— Они? — Она подумала. — Вы понимаете, иногда я знаю! знаю, что на голову выше их, а иногда… так кажусь себе жалкой уродкой! Учитель говорит: «Все ваши томления оттого, что вы, Вера Анатольевна, талантливее самой себя». Не понимаю! — Она подумала. — Чьи это вы стихи читали?

— Гумилева.

— Вот видите, и у него было то же. Но он хоть сумел выразить это, а я… Вот (она назвала фамилию одного народного) говорил мне о горенье, о детонации личности на сцене, а потом пригласил меня в «Прагу» да и спрашивает… — Она замолчала. — Горенье? Так я ли не горю?

— А может быть, вам это и мешает?

Глаза у нее расширились:

— Как же это?

— Так. Не руками восторженных создается искусство! Оно еще любит меру и число. А что может создать восторженный?

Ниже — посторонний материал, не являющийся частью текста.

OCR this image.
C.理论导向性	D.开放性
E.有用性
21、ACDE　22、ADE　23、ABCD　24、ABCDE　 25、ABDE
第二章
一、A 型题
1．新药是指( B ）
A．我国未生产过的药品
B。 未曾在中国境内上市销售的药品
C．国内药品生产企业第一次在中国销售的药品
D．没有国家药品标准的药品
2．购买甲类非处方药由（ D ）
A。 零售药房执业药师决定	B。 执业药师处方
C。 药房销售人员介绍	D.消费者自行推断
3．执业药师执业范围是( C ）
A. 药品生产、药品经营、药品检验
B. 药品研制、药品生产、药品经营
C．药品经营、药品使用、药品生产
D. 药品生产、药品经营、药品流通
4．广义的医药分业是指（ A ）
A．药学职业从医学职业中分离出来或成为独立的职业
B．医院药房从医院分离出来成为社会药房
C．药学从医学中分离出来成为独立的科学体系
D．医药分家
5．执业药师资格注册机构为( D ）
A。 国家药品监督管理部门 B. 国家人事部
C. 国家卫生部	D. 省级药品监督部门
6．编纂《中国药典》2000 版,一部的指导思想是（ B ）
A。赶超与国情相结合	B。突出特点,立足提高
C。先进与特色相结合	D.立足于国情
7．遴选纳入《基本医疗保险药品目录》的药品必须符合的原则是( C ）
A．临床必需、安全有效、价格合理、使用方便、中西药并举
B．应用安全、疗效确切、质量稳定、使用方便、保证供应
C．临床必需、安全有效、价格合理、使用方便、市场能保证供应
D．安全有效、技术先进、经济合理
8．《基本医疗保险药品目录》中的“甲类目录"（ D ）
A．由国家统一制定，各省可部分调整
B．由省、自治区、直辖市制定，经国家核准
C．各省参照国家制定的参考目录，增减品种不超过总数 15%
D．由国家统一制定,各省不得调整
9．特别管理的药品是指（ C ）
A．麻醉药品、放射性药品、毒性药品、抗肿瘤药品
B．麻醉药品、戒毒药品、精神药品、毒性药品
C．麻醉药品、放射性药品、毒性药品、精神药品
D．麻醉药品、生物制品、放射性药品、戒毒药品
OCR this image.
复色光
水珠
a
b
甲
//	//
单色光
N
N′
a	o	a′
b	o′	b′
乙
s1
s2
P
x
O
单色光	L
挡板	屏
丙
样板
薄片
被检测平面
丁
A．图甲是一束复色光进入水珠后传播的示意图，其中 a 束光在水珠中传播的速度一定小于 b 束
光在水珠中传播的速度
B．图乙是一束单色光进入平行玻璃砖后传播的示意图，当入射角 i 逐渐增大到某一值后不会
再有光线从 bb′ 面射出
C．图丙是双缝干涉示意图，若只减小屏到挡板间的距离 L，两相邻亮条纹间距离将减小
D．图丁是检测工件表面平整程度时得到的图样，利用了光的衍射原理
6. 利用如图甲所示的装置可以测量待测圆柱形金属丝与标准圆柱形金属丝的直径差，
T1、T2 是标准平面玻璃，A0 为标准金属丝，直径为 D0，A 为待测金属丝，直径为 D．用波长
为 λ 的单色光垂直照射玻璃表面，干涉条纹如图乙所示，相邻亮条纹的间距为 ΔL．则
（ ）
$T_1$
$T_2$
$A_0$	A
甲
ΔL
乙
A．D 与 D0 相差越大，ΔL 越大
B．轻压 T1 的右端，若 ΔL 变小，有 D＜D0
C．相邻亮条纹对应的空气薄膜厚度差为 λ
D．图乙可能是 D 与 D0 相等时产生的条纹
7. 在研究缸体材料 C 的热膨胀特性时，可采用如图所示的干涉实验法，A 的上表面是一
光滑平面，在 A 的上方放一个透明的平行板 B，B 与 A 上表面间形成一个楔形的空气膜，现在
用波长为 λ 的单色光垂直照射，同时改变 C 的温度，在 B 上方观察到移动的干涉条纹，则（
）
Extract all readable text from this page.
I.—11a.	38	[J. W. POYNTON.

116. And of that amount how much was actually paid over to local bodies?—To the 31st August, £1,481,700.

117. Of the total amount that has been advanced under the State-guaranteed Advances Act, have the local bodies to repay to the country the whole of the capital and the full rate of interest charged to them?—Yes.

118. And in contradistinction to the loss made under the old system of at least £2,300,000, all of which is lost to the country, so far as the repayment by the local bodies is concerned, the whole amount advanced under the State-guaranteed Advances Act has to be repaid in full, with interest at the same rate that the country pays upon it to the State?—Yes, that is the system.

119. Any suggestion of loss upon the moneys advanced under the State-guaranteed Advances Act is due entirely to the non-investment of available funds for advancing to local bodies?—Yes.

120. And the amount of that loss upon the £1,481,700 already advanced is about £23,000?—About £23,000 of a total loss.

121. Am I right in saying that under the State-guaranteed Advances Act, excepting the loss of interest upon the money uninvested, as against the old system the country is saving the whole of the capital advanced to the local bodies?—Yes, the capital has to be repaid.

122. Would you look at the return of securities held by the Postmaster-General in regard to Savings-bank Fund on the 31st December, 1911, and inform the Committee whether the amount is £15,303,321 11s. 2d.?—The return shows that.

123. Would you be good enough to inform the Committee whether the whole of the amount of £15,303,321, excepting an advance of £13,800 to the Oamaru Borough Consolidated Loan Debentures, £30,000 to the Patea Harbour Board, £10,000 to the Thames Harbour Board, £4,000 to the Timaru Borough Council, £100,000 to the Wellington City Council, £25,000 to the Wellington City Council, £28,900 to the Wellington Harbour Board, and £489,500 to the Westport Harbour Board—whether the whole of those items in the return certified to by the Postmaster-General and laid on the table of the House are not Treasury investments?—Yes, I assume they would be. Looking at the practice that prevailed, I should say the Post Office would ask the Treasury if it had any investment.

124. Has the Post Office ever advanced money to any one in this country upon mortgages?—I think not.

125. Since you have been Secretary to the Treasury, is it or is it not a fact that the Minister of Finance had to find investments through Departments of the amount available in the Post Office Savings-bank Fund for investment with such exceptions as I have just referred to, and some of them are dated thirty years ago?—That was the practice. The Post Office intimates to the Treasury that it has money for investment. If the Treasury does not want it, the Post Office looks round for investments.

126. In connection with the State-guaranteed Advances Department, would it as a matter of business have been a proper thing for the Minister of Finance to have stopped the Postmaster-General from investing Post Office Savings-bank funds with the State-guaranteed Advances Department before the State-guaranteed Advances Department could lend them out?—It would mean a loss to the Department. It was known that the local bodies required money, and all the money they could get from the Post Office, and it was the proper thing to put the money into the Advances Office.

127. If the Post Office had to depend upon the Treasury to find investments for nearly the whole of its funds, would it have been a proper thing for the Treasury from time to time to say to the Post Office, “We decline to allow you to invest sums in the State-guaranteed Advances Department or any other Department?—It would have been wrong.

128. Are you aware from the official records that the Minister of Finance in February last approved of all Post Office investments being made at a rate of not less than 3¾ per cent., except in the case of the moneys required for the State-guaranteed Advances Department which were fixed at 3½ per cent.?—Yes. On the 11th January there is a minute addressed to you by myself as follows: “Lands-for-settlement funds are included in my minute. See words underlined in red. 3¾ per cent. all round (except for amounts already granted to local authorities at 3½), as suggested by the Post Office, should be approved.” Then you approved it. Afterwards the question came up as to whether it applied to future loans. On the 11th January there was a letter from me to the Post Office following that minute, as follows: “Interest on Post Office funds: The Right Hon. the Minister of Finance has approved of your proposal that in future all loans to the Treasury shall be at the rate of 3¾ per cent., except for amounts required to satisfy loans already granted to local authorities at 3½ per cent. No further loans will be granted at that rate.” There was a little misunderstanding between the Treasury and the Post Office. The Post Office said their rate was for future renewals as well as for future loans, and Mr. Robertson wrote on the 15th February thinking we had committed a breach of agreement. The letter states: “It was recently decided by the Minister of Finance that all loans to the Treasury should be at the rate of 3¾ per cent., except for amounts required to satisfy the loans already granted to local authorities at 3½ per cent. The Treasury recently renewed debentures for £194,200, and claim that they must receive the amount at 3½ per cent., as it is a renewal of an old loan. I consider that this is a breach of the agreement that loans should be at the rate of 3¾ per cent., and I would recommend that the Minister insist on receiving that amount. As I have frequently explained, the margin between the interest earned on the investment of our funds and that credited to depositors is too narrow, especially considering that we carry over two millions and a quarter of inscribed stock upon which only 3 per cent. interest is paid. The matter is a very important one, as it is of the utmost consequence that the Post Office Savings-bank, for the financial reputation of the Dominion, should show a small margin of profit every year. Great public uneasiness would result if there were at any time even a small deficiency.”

Она молчала и смотрела на меня.

— Вот вы восхищаетесь вашим народным, а что в нем может гореть? Он уже отгорел и выгорел. Он пепел.

— Ну, не надо так о нем, — попросила она. — Но вы сказали очень интересную вещь. Да-да! Сгореть дотла, — и схватила меня за руку. — Хорошо! Вот этой зимой я должна была… — и вдруг замолчала.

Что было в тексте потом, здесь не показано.